Globalmente, desde a década de 2010, um movimento de redução na ingestão de álcool começou a ganhar corpo entre os consumidores. A tendência foi consolidada no livro Sober Curious, da americana Ruby Warrington, lançado em 2019. Um “curioso da sobriedade” não é movido pelo ascetismo, pela religião ou por um histórico de abuso, tampouco prega a abstinência. Ele quer apenas beber com moderação.
Em defesa desse estilo de vida, digamos, menos alcoólico estão sobretudo os mais jovens, em especial, os representantes da geração Z. Eles têm demonstrado um interesse maior por bebidas leves, menos calóricas e de menor impacto no organismo. Entre os brasileiros de 18 a 24 anos, por exemplo, 46% garantem não beber nunca e 20% o fazem, no máximo, uma vez por mês.

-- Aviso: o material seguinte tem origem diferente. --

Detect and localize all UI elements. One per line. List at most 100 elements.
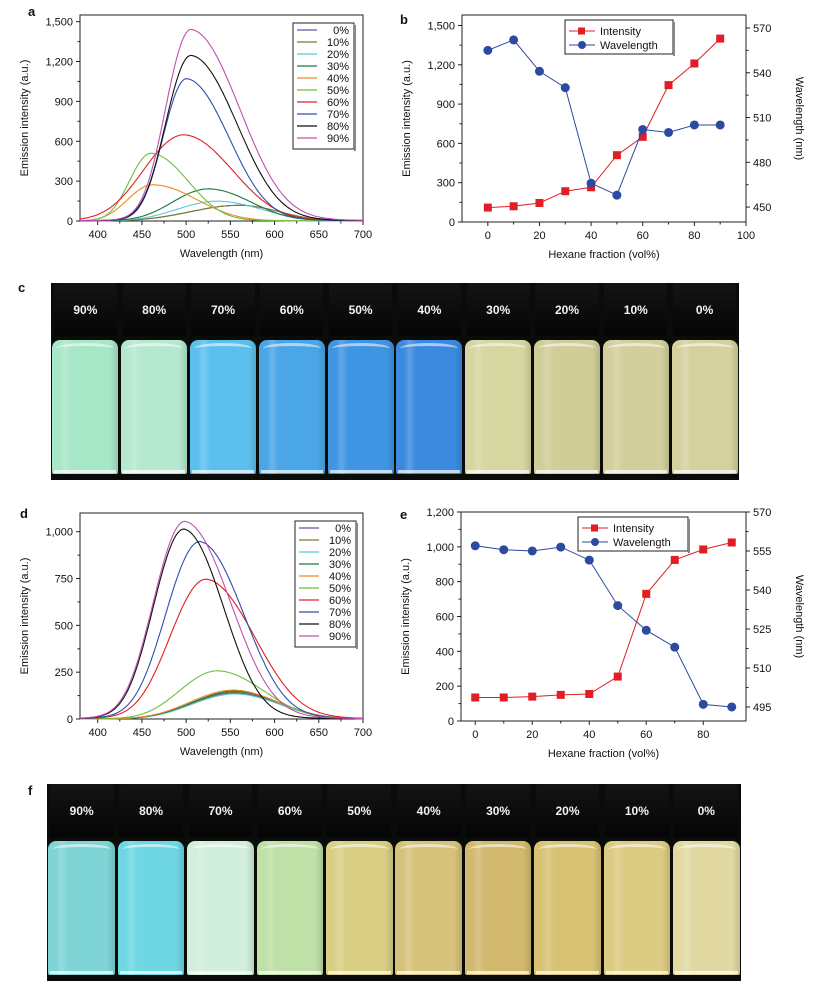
legend-marker-circle [578, 41, 586, 49]
intensity-point [499, 693, 508, 702]
vial-liquid [189, 340, 257, 475]
y-tick-label: 600 [55, 136, 73, 148]
vial-liquid [464, 841, 532, 976]
vial: 10% [601, 283, 670, 480]
wavelength-point [664, 127, 674, 137]
intensity-point [556, 690, 565, 699]
vial-cap: 90% [49, 784, 114, 838]
x-tick-label: 20 [533, 230, 545, 242]
legend-label: 80% [329, 619, 351, 631]
intensity-point [716, 34, 725, 43]
vial: 30% [464, 283, 533, 480]
vial-label: 0% [697, 804, 715, 819]
x-tick-label: 400 [89, 229, 107, 241]
y2-tick-label: 555 [753, 546, 771, 558]
intensity-point [690, 59, 699, 68]
x-tick-label: 500 [177, 727, 195, 739]
vial-label: 10% [624, 804, 649, 819]
vial-liquid [603, 841, 671, 976]
legend-marker-square [591, 524, 598, 532]
y2-tick-label: 450 [753, 202, 771, 214]
y-tick-label: 250 [55, 667, 73, 679]
series-line-90pct [79, 520, 363, 719]
vial-label: 20% [555, 804, 580, 819]
series-line-60pct [79, 578, 364, 720]
vial-liquid [465, 340, 532, 475]
x-tick-label: 20 [526, 729, 538, 741]
legend-label: 40% [329, 571, 351, 583]
photo-f-vials: 90% 80% 70% 60% 50% 40% 30% 20% 10% 0% [47, 784, 741, 981]
x-tick-label: 40 [585, 230, 597, 242]
legend-label: 70% [329, 607, 351, 619]
wavelength-point [509, 35, 519, 45]
vial-cap: 0% [674, 784, 739, 838]
wavelength-point [613, 601, 623, 611]
legend-label: 20% [329, 547, 351, 559]
legend-label: 30% [329, 559, 351, 571]
vial-cap: 20% [535, 784, 600, 838]
x-axis-label: Wavelength (nm) [180, 248, 263, 260]
series-line-wavelength [475, 545, 732, 708]
vial-cap: 10% [604, 283, 668, 337]
x-axis-label: Hexane fraction (vol%) [548, 249, 659, 261]
wavelength-point [638, 124, 648, 134]
y-tick-label: 500 [55, 620, 73, 632]
series-line-50pct [79, 152, 363, 222]
wavelength-point [641, 625, 651, 635]
series-line-10pct [80, 691, 363, 720]
legend-label: Intensity [600, 26, 641, 38]
x-tick-label: 60 [637, 230, 649, 242]
vial-liquid [117, 841, 185, 976]
vial-label: 10% [623, 303, 648, 318]
vial: 70% [189, 283, 258, 480]
panel-label-b: b [400, 12, 408, 27]
wavelength-point [715, 120, 725, 130]
legend-label: 70% [327, 109, 349, 121]
y-axis-label: Emission intensity (a.u.) [400, 558, 412, 675]
vial: 10% [602, 784, 671, 981]
wavelength-point [727, 702, 737, 712]
y-axis-label: Emission intensity (a.u.) [19, 558, 31, 675]
vial-liquid [121, 340, 188, 475]
intensity-point [699, 545, 708, 554]
intensity-point [664, 81, 673, 90]
y-tick-label: 0 [448, 716, 454, 728]
vial-liquid [534, 841, 601, 976]
vial-liquid [325, 841, 393, 976]
chart-d-emission-spectra: 400 450 500 550 600 650 700 0 250 500 750 1,000 Wave… [19, 512, 372, 758]
vial: 20% [533, 283, 602, 480]
wavelength-point [586, 178, 596, 188]
y-axis-label: Emission intensity (a.u.) [19, 60, 31, 177]
intensity-point [670, 555, 679, 564]
x-tick-label: 40 [583, 729, 595, 741]
vial: 30% [463, 784, 532, 981]
x-tick-label: 550 [221, 727, 239, 739]
intensity-point [528, 692, 537, 701]
vial: 80% [120, 283, 189, 480]
vial-cap: 30% [466, 283, 530, 337]
intensity-point [642, 589, 651, 598]
vial-liquid [52, 340, 119, 475]
intensity-point [535, 199, 544, 208]
vial-label: 90% [69, 804, 94, 819]
vial: 60% [257, 283, 326, 480]
panel-label-a: a [28, 4, 36, 19]
wavelength-point [534, 66, 544, 76]
legend-label: 30% [327, 61, 349, 73]
x-axis-label: Wavelength (nm) [180, 746, 263, 758]
y-tick-label: 800 [436, 577, 454, 589]
series-line-intensity [475, 542, 732, 698]
legend-label: 10% [327, 37, 349, 49]
y-axis-label: Emission intensity (a.u.) [401, 60, 413, 177]
wavelength-point [612, 190, 622, 200]
x-tick-label: 0 [472, 729, 478, 741]
vial: 60% [255, 784, 324, 981]
y-tick-label: 1,500 [45, 17, 73, 29]
vial-liquid [396, 340, 463, 475]
vial: 40% [395, 283, 464, 480]
x-tick-label: 500 [177, 229, 195, 241]
vial-cap: 0% [672, 283, 737, 337]
vial-label: 70% [210, 303, 235, 318]
vial-cap: 40% [397, 283, 462, 337]
vial-cap: 50% [328, 283, 393, 337]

Os nascidos entre meados dos anos 1990 e início dos 2010 respondem hoje por 40% dos gastos dos consumidores globais, o que representa algo em torno de US$ 140 bilhões em poder de compra, nos cálculos da consultoria McKinsey. Como ninguém quer perdê-los, é natural que produtores ao redor do mundo invistam no desenvolvimento de vinhos desalcoolizados.
Estados Unidos, Austrália, Brasil… e até a Europa, historicamente conhecida pela produção da bebida, estão se curvando aos novos tempos.

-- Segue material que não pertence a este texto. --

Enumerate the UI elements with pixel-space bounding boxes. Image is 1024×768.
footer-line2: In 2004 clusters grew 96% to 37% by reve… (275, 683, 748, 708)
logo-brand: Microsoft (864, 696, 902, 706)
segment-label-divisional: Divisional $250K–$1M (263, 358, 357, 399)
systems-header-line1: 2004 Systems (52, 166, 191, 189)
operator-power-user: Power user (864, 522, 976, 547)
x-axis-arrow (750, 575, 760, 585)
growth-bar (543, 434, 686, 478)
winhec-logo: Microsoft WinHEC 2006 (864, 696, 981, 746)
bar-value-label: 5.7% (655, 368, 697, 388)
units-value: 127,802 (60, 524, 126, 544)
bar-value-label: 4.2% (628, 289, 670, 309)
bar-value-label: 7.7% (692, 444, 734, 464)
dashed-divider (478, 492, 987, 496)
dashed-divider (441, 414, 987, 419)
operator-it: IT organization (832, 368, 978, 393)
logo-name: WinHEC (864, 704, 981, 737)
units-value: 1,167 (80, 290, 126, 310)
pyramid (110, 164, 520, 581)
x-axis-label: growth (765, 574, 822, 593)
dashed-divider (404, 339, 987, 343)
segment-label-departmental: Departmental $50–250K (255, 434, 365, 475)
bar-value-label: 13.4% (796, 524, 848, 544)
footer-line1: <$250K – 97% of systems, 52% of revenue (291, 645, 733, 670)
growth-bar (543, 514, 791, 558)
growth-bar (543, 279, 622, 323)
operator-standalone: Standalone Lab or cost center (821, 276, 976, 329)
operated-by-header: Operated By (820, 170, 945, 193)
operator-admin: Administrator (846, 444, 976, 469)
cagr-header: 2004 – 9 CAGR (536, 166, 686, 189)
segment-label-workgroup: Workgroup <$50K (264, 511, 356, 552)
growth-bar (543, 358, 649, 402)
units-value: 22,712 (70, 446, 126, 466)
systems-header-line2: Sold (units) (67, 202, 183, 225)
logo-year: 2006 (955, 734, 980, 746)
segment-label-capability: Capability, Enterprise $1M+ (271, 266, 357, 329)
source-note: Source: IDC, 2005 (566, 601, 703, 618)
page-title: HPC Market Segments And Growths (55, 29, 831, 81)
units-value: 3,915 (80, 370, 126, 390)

A Torres, uma das maiores e mais respeitadas vinícolas da Espanha, investiu cerca de €6 milhões na construção de uma planta dedicada única e exclusivamente aos vinhos com baixos teores alcoólicos. Localizada em Pacs del Penedès, na Catalunha, a unidade deve ficar pronta no próximo ano.
Com isso, a empresa pretende ampliar seu portfólio de zero álcool. A linha Natureo 00 já é composta por rosés, tintos, Chardonnay e até um espumante, o Natureo White, feito com uva Moscatel de Alejandría. A vinícola oferece rótulos de baixo teor alcoólico, como o Miguel Torres Natureo Syrah, com apenas 0,5% de álcool.
A Freixenet, outra renomada produtora espanhola, também aderiu à tendência e lançou espumantes branco e rosé, desalcoolizados.
Os sem álcool nacionais
Curiosamente, aqui no Brasil, as pequenas vinícolas é que estão investindo em vinhos e espumantes zero álcool. Esse é o caso da La Dorni, fundada no início dos anos 2000, em Bandeirantes, no Paraná, uma das pioneiras no segmento.
À época, o objetivo era atender a um público mais velho, que gostava de vinho, mas não podia beber por questões de saúde. Depois, a empresa notou a existência de outros interessados, pessoas de diferentes idades e que, por variadas razões abriam mão de desfrutar do prazer da bebida, sem seus efeitos alcoólicos.
“Foi quando percebemos que na cabeça do consumidor vinho e álcool eram coisas distintas”, diz o sommelier Jonathan Martins, diretor de marketing da empresa, ao NeoFeed. “Com isso, passamos a desenvolver esse tipo de bebida com apoio de especialistas e pesquisadores da Universidade Estadual de Londrina e criamos um método próprio que é nosso segredo.” O investimento feito até agora foi de cerca de R$ 6 milhões.
Atualmente, além dos vinhos de mesa e varietais convencionais, a La Dorni tem 15 rótulos zero álcool. “Os desalcoolizados surgiram para incluir pessoas, não para substituir os tradicionais”, defende o executivo.
Em Bento Gonçalves, no Rio Grande do Sul, está a Vinoh, criada em 2020 por Vlademir Grech, sócio-diretor da vinícola. Ali são produzidos apenas oito vinhos com teor alcoólico de 0,5%, o máximo permitido pela Agência Nacional de Vigilância Sanitária (Anvisa) para entrar na categoria sem álcool. Entre as uvas utilizadas na produção estão as combinações de Merlot e Aok e Cabernet Sauvignon e Select.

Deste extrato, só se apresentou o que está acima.